UPA released eight shorts in 1950, starting with their third Fox and Crow short Punchy De Leon; this casts the two central characters as Spanish explorers searching for the fabled Fountain of Youth to claim a reward offered by the king. Spellbound Hound, the second Mr. Magoo short, features Magoo vacationing at a lake while a hound searches for an escaped convict hiding in the lake lodge; the dog struggles to inform Magoo of the prisoner’s presence, but Magoo ultimately helps apprehend the criminal by the end of the short. The Miner’s Daughter follows a prospector and his daughter Clementine as they attempt to strike it rich with gold; Clementine falls in love with a passing Harvard student who resists her advances. When the Harvard student discovers gold, the prospector lures him away with the smell of Boston baked beans; this allows the prospector to abscond with the assorted gold. Giddyap, the fourth short released in 1950, features an ice cart driver and his daughter who struggle to deliver ice in a time when cars can do so more efficiently; they ultimately adapt by purchasing a helicopter, which defeats their car-driving rival.

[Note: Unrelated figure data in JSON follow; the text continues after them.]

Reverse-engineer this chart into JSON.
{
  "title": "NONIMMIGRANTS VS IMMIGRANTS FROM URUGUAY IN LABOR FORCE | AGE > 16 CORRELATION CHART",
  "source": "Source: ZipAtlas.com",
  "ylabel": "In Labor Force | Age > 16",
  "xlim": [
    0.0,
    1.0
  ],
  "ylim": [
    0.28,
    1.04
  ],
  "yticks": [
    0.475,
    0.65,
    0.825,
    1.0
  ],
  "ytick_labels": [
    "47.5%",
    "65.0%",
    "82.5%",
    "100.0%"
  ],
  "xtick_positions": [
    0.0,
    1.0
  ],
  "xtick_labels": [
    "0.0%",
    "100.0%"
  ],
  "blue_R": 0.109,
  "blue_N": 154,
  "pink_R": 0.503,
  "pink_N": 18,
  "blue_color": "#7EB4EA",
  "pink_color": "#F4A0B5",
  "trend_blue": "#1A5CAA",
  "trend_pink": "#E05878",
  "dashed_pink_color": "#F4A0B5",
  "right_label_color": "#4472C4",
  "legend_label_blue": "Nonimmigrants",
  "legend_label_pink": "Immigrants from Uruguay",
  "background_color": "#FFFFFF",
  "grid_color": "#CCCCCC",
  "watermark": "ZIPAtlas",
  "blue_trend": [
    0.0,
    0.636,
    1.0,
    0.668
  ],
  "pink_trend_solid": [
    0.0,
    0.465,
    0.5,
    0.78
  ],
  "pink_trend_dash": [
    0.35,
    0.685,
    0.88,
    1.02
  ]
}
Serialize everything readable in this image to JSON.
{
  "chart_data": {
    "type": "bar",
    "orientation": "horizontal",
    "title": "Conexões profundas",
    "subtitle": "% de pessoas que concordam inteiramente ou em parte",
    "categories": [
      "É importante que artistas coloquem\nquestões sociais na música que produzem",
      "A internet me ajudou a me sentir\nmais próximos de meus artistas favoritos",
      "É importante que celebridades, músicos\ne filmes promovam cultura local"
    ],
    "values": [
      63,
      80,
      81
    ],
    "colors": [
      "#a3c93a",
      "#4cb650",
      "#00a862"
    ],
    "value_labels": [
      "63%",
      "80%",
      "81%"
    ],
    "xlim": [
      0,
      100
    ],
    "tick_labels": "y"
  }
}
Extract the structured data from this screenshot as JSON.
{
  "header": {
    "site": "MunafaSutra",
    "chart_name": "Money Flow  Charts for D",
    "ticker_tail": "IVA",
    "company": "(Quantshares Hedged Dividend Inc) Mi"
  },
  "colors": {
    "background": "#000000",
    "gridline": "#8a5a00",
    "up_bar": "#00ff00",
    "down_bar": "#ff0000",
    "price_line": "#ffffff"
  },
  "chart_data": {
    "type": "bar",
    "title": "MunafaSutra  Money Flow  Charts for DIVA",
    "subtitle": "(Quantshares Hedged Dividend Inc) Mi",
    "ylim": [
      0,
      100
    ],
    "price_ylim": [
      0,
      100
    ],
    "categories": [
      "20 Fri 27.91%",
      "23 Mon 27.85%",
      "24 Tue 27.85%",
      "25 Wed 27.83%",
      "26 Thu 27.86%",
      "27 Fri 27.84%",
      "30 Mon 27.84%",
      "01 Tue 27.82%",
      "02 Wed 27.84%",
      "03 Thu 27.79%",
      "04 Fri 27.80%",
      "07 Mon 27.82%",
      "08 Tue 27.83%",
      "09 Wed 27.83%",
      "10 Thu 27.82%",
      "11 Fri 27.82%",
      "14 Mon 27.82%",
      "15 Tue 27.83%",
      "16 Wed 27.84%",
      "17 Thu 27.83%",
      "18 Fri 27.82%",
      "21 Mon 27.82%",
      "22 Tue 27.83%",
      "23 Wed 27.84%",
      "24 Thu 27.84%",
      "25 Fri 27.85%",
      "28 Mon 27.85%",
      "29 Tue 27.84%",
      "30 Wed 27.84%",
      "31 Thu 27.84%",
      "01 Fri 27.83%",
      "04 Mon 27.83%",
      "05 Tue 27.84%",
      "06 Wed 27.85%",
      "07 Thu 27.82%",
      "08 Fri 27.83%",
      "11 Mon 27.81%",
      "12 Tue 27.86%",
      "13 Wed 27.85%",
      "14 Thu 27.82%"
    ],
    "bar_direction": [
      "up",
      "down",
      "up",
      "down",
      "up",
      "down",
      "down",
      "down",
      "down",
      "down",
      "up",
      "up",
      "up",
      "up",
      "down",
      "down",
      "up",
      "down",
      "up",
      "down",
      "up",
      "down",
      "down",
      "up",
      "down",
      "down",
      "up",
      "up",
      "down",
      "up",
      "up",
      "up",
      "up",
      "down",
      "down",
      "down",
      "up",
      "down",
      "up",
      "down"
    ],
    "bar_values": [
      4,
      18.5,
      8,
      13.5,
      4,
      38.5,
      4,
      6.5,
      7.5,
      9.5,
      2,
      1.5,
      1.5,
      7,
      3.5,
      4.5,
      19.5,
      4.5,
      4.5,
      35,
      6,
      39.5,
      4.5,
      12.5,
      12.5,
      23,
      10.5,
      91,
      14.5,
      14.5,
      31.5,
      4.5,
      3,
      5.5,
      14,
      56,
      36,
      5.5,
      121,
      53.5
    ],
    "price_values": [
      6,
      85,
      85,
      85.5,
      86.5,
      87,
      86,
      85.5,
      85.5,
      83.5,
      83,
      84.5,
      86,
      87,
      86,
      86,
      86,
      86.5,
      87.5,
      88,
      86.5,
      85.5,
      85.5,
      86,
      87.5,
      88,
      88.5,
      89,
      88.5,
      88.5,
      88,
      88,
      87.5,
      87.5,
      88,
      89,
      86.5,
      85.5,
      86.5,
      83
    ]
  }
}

Trouble Indemnity, another Mr. Magoo short, received UPA’s second Academy Award nomination – it revolves a round a pair of grifters who attempt to fleece Magoo by having him sign a phony life insurance contract. It reveals that Mr. Magoo is a Rutgers alumnus; according to his creators, they wanted Magoo to be a college alumnus to show him as the “old college tie” sort of character who still demonstrates his spirit. The Popcorn Story is a comedic short illustrating the invention of popcorn – its inventor, Wilbur Shucks, inadvertently creates it and impresses a businessman who initially felt frustrated by his earlier products. The next short, Bungled Bungalow, is another Magoo short; here, Magoo must deal with an intruder, Hot House Harry, who tries to steal Magoo’s house from under him. The final short of 1950 happens to be the most important of that year for UPA – it is Gerald McBoing-Boing, their first Academy Award winner and a short preserved by the Library of Congress for its historical significance. This short follows the story of the eponymous boy, who communicates through numerous noises rather than a traditional language – one of the most iconic American animated shorts of the 1950s, Gerald McBoing-Boing is based on a Dr. Seuss and directed by Robert Cannon. The work demonstrates an early example of limited animation – the technique involves reducing the amount of animation between frames by limiting the amount needed to animate. While a Disney feature-length work would animate a character’s entire body, a limited-animation short would only animate those parts considered the most important; a key example of this would be the classic Yogi Bear shorts, where only his legs or head would move (with the rest of his body remaining static). Works like Gerald McBoing-Boing became influential as they illustrate a method of reducing animation costs; subsequent television-based works (such as Hanna-Barbera’s production) took this approach to heart, as television typically didn’t have anywhere near the budget of a feature film.